01
De la soumission à la facture, l'information se perd en route
« On soumissionne, on gagne le contrat, et ensuite personne ne sait exactement ce qui avait été promis. Les quantités changent, les extras se décident verbalement sur le chantier, et à la facturation on se bat pour retrouver ce qui est facturable. »
Ce qu'on regarde
Le chemin réel de l'information entre l'estimation, la répartition, le chantier et la facturation. Où elle est saisie, combien de fois, et à quel moment elle cesse d'être fiable.
Le livrable
Une carte du flux réel — pas de l'organigramme — avec les points de rupture identifiés et chiffrés en temps perdu et en montants non facturés.
Ce que ça change
Ce qui a été promis au client reste traçable jusqu'à la facture, et les extras cessent de s'évaporer entre le chantier et la comptabilité.
02
« Je ne sais pas ce que chaque chantier me rapporte vraiment »
« Les états financiers de fin d'année disent que l'entreprise est rentable. Mais je serais incapable de vous dire quel chantier a fait gagner de l'argent et lequel en a fait perdre. »
Ce qu'on regarde
Comment les heures, le matériel et les achats sont attribués — ou non — à un chantier précis. Et l'écart entre le prix soumis et le coût réellement encouru.
Le livrable
Une méthode de rentabilité par chantier applicable avec les outils déjà en place, accompagnée d'une lecture des derniers chantiers terminés.
Ce que ça change
La prochaine soumission s'appuie sur des coûts réels plutôt que sur une habitude, et les chantiers qui coûtent de l'argent se voient avant la fin de l'année.
03
La même information saisie trois fois
« La facture du fournisseur arrive par courriel. Quelqu'un la saisit dans le tableur de suivi de chantier, puis quelqu'un d'autre la ressaisit en comptabilité. Les feuilles de temps, c'est le même parcours. »
Ce qu'on regarde
Où vivent réellement vos données : quels documents circulent, sous quelle forme, et combien de fois la même information est retapée chaque semaine.
Le livrable
Le compte des heures de ressaisie, et les endroits où elles peuvent disparaître — parfois par un simple réglage, parfois par un pont entre deux outils existants.
Ce que ça change
Des heures administratives récupérées, dans un secteur où les postes vacants ont plus que doublé depuis 2018.
04
Le logiciel acheté, puis abandonné
« On a acheté un logiciel de gestion il y a deux ans. Deux personnes l'utilisent à moitié, les autres sont retournées au tableur. Et on paie toujours la licence. »
Ce qu'on regarde
Ce que l'outil fait réellement, ce dont l'entreprise a besoin, et pourquoi l'écart s'est creusé. C'est presque toujours un problème de processus et d'implantation, rarement un problème d'outil.
Le livrable
Un verdict clair : remettre de l'ordre dans l'existant, ou changer.
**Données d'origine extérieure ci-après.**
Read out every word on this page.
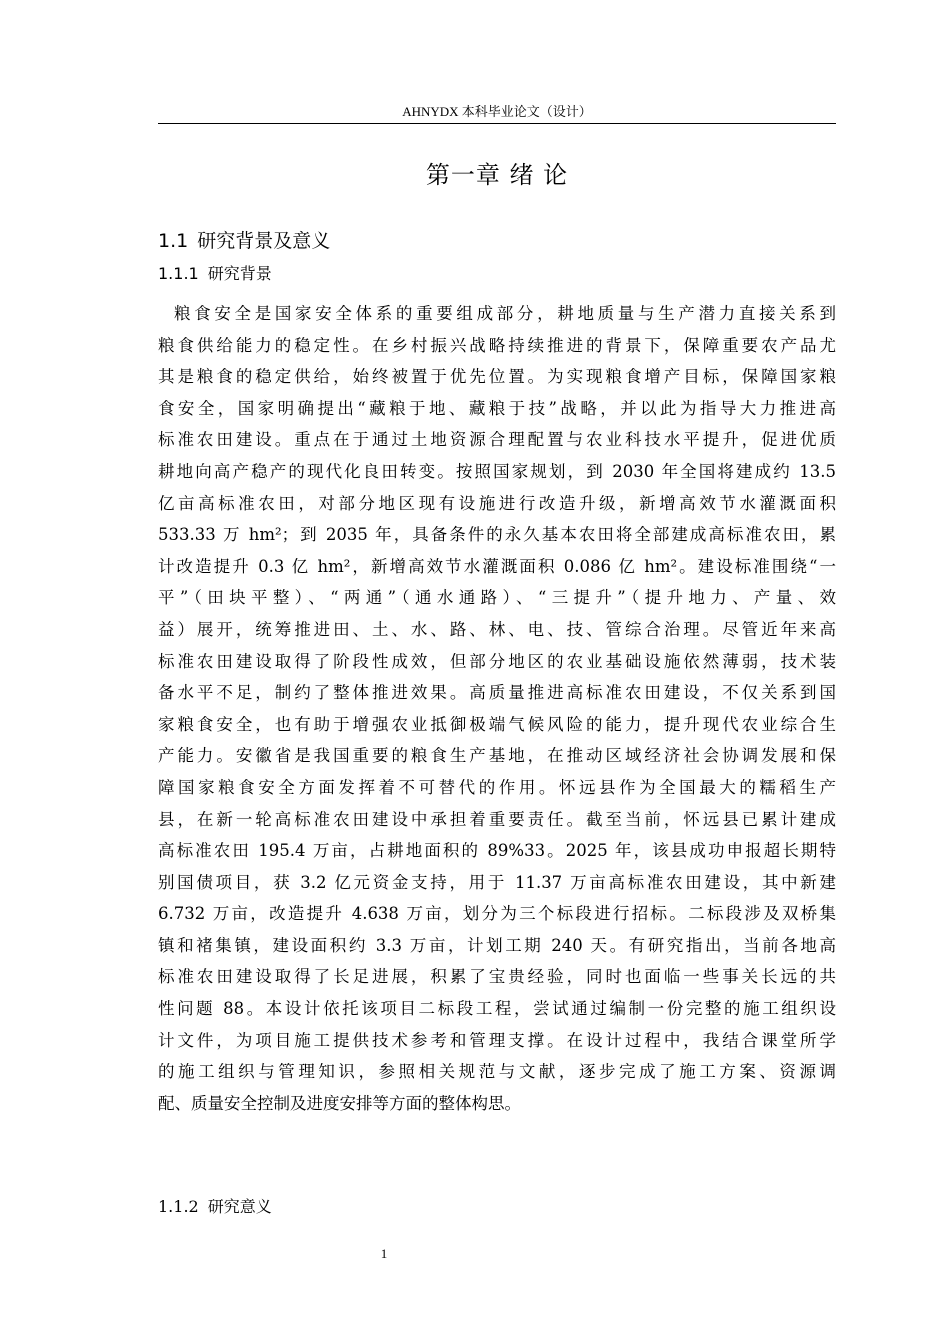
AHNYDX 本科毕业论文（设计）
第一章 绪 论
1.1 研究背景及意义
1.1.1 研究背景
粮食安全是国家安全体系的重要组成部分，耕地质量与生产潜力直接关系到
粮食供给能力的稳定性。在乡村振兴战略持续推进的背景下，保障重要农产品尤
其是粮食的稳定供给，始终被置于优先位置。为实现粮食增产目标，保障国家粮
食安全，国家明确提出“藏粮于地、藏粮于技”战略，并以此为指导大力推进高
标准农田建设。重点在于通过土地资源合理配置与农业科技水平提升，促进优质
耕地向高产稳产的现代化良田转变。按照国家规划，到 2030 年全国将建成约 13.5
亿亩高标准农田，对部分地区现有设施进行改造升级，新增高效节水灌溉面积
533.33 万 hm²；到 2035 年，具备条件的永久基本农田将全部建成高标准农田，累
计改造提升 0.3 亿 hm²，新增高效节水灌溉面积 0.086 亿 hm²。建设标准围绕“一
平”（田块平整）、“两通”（通水通路）、“三提升”（提升地力、产量、效
益）展开，统筹推进田、土、水、路、林、电、技、管综合治理。尽管近年来高
标准农田建设取得了阶段性成效，但部分地区的农业基础设施依然薄弱，技术装
备水平不足，制约了整体推进效果。高质量推进高标准农田建设，不仅关系到国
家粮食安全，也有助于增强农业抵御极端气候风险的能力，提升现代农业综合生
产能力。安徽省是我国重要的粮食生产基地，在推动区域经济社会协调发展和保
障国家粮食安全方面发挥着不可替代的作用。怀远县作为全国最大的糯稻生产
县，在新一轮高标准农田建设中承担着重要责任。截至当前，怀远县已累计建成
高标准农田 195.4 万亩，占耕地面积的 89%33。2025 年，该县成功申报超长期特
别国债项目，获 3.2 亿元资金支持，用于 11.37 万亩高标准农田建设，其中新建
6.732 万亩，改造提升 4.638 万亩，划分为三个标段进行招标。二标段涉及双桥集
镇和褚集镇，建设面积约 3.3 万亩，计划工期 240 天。有研究指出，当前各地高
标准农田建设取得了长足进展，积累了宝贵经验，同时也面临一些事关长远的共
性问题 88。本设计依托该项目二标段工程，尝试通过编制一份完整的施工组织设
计文件，为项目施工提供技术参考和管理支撑。在设计过程中，我结合课堂所学
的施工组织与管理知识，参照相关规范与文献，逐步完成了施工方案、资源调
配、质量安全控制及进度安排等方面的整体构思。
1.1.2 研究意义
1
Avec le plan d'implantation dans le premier cas.
Ce que ça change
On arrête de payer pour un outil que personne n'utilise. C'est notre principe de base : l'ordre avant les outils.
05
Contrats publics : la documentation devient obligatoire
« On travaille sur des contrats publics. Le calendrier de paiement et la documentation imposés nous obligent à produire des pièces qu'on n'a pas l'habitude de produire, dans des délais serrés. »
Ce qu'on regarde
Les exigences réellement applicables à vos contrats, ce que l'entreprise produit déjà, et l'écart précis entre les deux.
Le livrable
Le processus documentaire qui permet de respecter les délais sans ajouter une personne à l'administration.
Ce que ça change
Les échéances réglementaires cessent d'être un risque, et l'accès aux contrats publics cesse d'être freiné par la paperasse.